Tuesday, June 12, 2012

Roller coaster, non optional.

I don't know if it is my unique familial situation that lends to the sharp inconsistencies I experience as a parent and witness from my teenagers.

But let me tell you this.

One evening, I can be sitting on our stoop with Yusef looking at fireflies and the next, he can tell me that "no television is bullshit" after kicking his bean bag across the room. Let me add that when Yusef saw the firefly, he smiled and said it was the first time he'd seen one since Africa.

I can lovingly send Hanni off to his end of year school dance after having helped him pick out an outfit, and the next weekend, find out he's lied to me based on the way he smells. I can tell when he's lying by his scent.

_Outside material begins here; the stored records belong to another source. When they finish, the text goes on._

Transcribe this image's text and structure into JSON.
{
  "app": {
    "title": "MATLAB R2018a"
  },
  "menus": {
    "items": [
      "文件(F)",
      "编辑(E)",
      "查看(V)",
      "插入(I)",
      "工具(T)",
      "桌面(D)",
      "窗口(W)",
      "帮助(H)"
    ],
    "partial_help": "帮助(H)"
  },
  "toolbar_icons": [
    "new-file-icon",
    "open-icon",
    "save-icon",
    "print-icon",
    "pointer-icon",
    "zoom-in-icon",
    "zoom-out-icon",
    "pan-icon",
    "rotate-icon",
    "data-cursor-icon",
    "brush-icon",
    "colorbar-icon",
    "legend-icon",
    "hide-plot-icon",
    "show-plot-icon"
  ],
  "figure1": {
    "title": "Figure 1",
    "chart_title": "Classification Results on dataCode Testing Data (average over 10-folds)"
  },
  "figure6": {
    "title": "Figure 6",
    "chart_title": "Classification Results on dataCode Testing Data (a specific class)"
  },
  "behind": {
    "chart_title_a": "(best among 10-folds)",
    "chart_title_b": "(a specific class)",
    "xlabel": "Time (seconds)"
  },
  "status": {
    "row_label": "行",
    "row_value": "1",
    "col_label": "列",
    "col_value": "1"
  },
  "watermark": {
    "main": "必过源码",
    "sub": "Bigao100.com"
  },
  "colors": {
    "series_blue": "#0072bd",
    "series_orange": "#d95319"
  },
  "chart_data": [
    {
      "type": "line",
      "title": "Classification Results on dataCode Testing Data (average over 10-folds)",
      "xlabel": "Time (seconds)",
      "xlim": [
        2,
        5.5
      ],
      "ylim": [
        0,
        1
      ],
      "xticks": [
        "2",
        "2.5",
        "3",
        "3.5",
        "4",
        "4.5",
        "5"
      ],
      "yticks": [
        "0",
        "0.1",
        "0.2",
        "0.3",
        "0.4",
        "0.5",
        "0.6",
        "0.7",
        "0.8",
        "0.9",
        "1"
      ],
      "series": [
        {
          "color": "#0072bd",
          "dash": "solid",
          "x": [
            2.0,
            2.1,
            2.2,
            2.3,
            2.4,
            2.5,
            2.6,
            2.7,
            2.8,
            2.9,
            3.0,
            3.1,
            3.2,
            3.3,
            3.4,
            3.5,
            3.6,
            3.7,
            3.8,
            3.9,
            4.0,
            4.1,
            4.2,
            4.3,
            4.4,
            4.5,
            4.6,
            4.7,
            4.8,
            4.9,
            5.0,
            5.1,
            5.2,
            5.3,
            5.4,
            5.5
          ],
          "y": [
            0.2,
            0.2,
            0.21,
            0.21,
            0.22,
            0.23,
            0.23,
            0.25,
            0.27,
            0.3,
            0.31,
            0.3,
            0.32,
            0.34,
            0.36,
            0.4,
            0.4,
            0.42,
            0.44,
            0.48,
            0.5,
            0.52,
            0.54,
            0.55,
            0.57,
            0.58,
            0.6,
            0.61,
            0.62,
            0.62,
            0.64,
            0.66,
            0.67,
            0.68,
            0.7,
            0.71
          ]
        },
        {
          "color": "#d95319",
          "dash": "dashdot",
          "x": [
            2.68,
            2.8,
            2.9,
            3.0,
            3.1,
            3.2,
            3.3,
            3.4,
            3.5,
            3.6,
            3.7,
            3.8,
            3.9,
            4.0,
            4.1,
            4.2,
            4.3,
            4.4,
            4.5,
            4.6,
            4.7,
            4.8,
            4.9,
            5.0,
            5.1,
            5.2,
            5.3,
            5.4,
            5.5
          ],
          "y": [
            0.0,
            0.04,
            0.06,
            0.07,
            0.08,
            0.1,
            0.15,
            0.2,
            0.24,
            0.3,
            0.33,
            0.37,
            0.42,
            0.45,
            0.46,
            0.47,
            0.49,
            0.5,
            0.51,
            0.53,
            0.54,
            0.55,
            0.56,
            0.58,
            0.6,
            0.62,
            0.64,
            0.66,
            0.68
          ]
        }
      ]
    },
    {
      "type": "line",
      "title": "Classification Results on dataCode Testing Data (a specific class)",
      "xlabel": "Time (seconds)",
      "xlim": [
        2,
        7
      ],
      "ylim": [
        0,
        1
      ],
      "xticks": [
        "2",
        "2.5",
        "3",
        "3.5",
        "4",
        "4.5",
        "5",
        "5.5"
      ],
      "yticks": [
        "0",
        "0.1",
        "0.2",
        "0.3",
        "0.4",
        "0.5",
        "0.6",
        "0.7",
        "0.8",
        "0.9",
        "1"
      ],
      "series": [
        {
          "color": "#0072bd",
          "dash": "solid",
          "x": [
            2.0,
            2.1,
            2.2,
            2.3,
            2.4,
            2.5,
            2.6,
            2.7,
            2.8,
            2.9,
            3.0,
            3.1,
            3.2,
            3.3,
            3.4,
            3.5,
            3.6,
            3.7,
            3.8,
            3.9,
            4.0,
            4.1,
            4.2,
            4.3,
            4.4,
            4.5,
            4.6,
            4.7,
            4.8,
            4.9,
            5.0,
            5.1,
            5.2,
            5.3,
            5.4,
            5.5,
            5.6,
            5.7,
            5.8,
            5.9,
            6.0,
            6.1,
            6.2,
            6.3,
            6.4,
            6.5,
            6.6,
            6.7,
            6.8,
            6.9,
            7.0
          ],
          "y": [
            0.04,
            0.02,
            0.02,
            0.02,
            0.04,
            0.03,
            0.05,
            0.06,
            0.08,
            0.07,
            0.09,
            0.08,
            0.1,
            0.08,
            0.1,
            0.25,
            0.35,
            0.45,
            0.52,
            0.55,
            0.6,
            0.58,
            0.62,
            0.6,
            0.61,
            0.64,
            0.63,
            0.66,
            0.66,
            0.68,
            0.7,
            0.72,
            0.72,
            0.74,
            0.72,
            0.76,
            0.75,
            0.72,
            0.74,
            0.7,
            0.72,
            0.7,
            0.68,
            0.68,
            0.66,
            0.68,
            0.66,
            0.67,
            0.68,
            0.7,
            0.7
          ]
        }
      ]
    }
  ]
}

One day, I had a beautiful conversation with Yusef about not letting anything his fans or teammates say define him as a player, and the next, I dropped him off on the side of the street to walk home because he gave me attitude while we were on our way to do him a favor. (We were ten blocks from home, safe walk home.)

During one recent drive to practice, Hanni and I made a break-through about suppressed feelings and how they can explode in unlikely situations. The night after Hanni lied to me, I woke up in a panic, went in his room and woke him up, and hysterically asked if we were "on the same team".

I alternate between loving them so much my heart hurts to thinking that I have invited the people under the stairs to live in my apartment.

I went on a roller coaster again last year for the first time in 18 years. I hated it. I started shaking from the speed and cried when we went upside down or lurched over a hill to race down the incline. I screamed and prayed and told myself over and over, "now I know, I'm too old for roller coasters".

This was before I decided to invite Yusef and Hanni to live with me and accept me as their second mom. Now, I'm back on a mother fucking roller coaster and I have to stay on because my kids are riding next to me.